Neural Scaling Laws on Graphs
- URL: http://arxiv.org/abs/2402.02054v2
- Date: Sun, 9 Jun 2024 20:49:33 GMT
- Title: Neural Scaling Laws on Graphs
- Authors: Jingzhe Liu, Haitao Mao, Zhikai Chen, Tong Zhao, Neil Shah, Jiliang Tang,
- Abstract summary: We study neural scaling laws on graphs from both model and data perspectives.
For model scaling, we investigate the phenomenon of scaling law collapse and identify overfitting as the potential reason.
For data scaling, we suggest that the number of graphs can not effectively metric the graph data volume in scaling law since the sizes of different graphs are highly irregular.

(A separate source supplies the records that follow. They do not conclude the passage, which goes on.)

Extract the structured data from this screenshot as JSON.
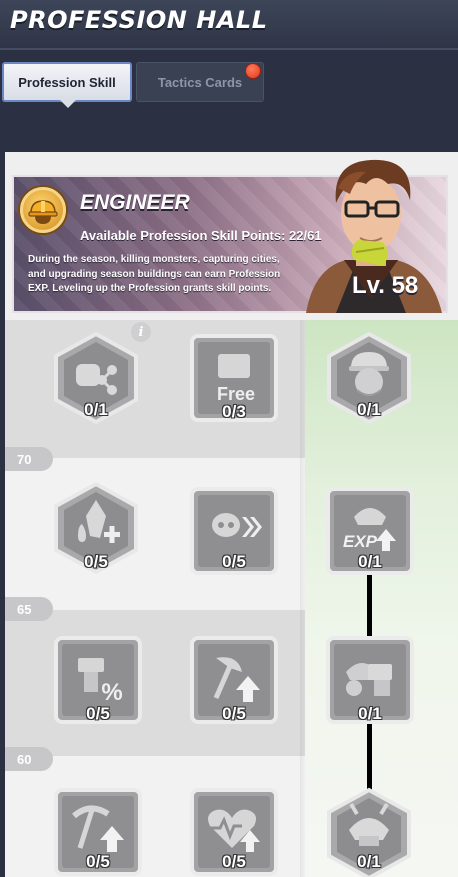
{
  "header": {
    "title": "PROFESSION HALL"
  },
  "tabs": [
    {
      "label": "Profession Skill",
      "active": true
    },
    {
      "label": "Tactics Cards",
      "active": false,
      "notification": true
    }
  ],
  "profession": {
    "name": "ENGINEER",
    "points_text": "Available Profession Skill Points: 22/61",
    "description": "During the season, killing monsters, capturing cities, and upgrading season buildings can earn Profession EXP. Leveling up the Profession grants skill points.",
    "level_text": "Lv. 58"
  },
  "tree": {
    "level_markers": [
      "70",
      "65",
      "60"
    ],
    "rows": [
      {
        "skills": [
          {
            "icon": "fist-share-icon",
            "count": "0/1",
            "shape": "hex"
          },
          {
            "icon": "free-build-icon",
            "count": "0/3",
            "shape": "square"
          },
          {
            "icon": "engineer-portrait-icon",
            "count": "0/1",
            "shape": "hex"
          }
        ]
      },
      {
        "skills": [
          {
            "icon": "crystal-plus-icon",
            "count": "0/5",
            "shape": "hex"
          },
          {
            "icon": "skull-arrows-icon",
            "count": "0/5",
            "shape": "square"
          },
          {
            "icon": "samurai-exp-icon",
            "count": "0/1",
            "shape": "square"
          }
        ]
      },
      {
        "skills": [
          {
            "icon": "build-discount-icon",
            "count": "0/5",
            "shape": "square"
          },
          {
            "icon": "axe-up-icon",
            "count": "0/5",
            "shape": "square"
          },
          {
            "icon": "samurai-build-icon",
            "count": "0/1",
            "shape": "square"
          }
        ]
      },
      {
        "skills": [
          {
            "icon": "pickaxe-up-icon",
            "count": "0/5",
            "shape": "square"
          },
          {
            "icon": "heart-pulse-icon",
            "count": "0/5",
            "shape": "square"
          },
          {
            "icon": "samurai-helmet-icon",
            "count": "0/1",
            "shape": "hex"
          }
        ]
      }
    ]
  },
  "colors": {
    "header_bg": "#2f3547",
    "tab_active_border": "#6b88c4",
    "notification": "#e2381c",
    "right_column_green": "#cde5c2"
  }
}
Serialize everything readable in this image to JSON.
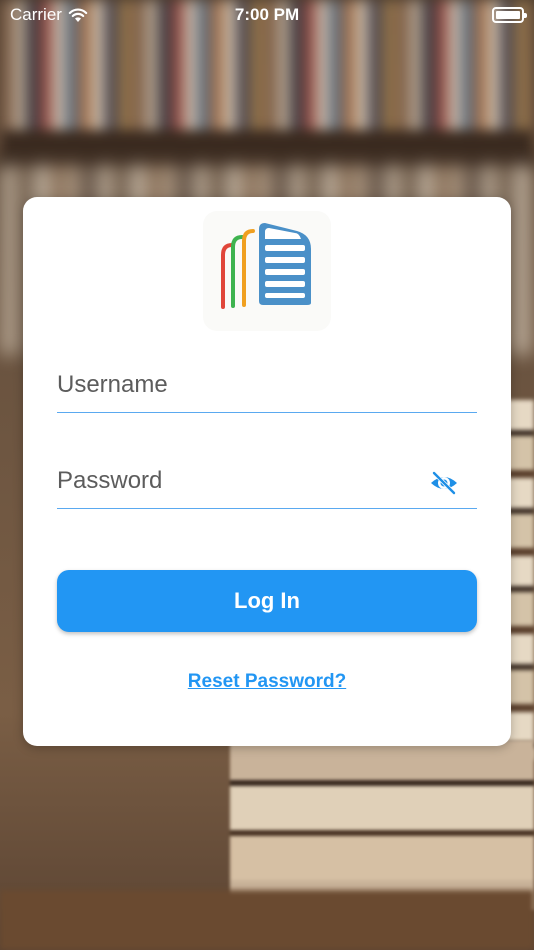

- Score: 54.435688297561015
- License: http://creativecommons.org/licenses/by/4.0/
- Abstract: Deep graph models (e.g., graph neural networks and graph transformers) have become important techniques for leveraging knowledge across various types of graphs. Yet, the scaling properties of deep graph models have not been systematically investigated, casting doubt on the feasibility of achieving large graph models through enlarging the model and dataset sizes. In this work, we delve into neural scaling laws on graphs from both model and data perspectives. We first verify the validity of such laws on graphs, establishing formulations to describe the scaling behaviors. For model scaling, we investigate the phenomenon of scaling law collapse and identify overfitting as the potential reason. Moreover, we reveal that the model depth of deep graph models can impact the model scaling behaviors, which differ from observations in other domains such as CV and NLP. For data scaling, we suggest that the number of graphs can not effectively metric the graph data volume in scaling law since the sizes of different graphs are highly irregular. Instead, we reform the data scaling law with the number of edges as the metric to address the irregular graph sizes. We further demonstrate the reformed law offers a unified view of the data scaling behaviors for various fundamental graph tasks including node classification, link prediction, and graph classification. This work provides valuable insights into neural scaling laws on graphs, which can serve as an essential step toward large graph models.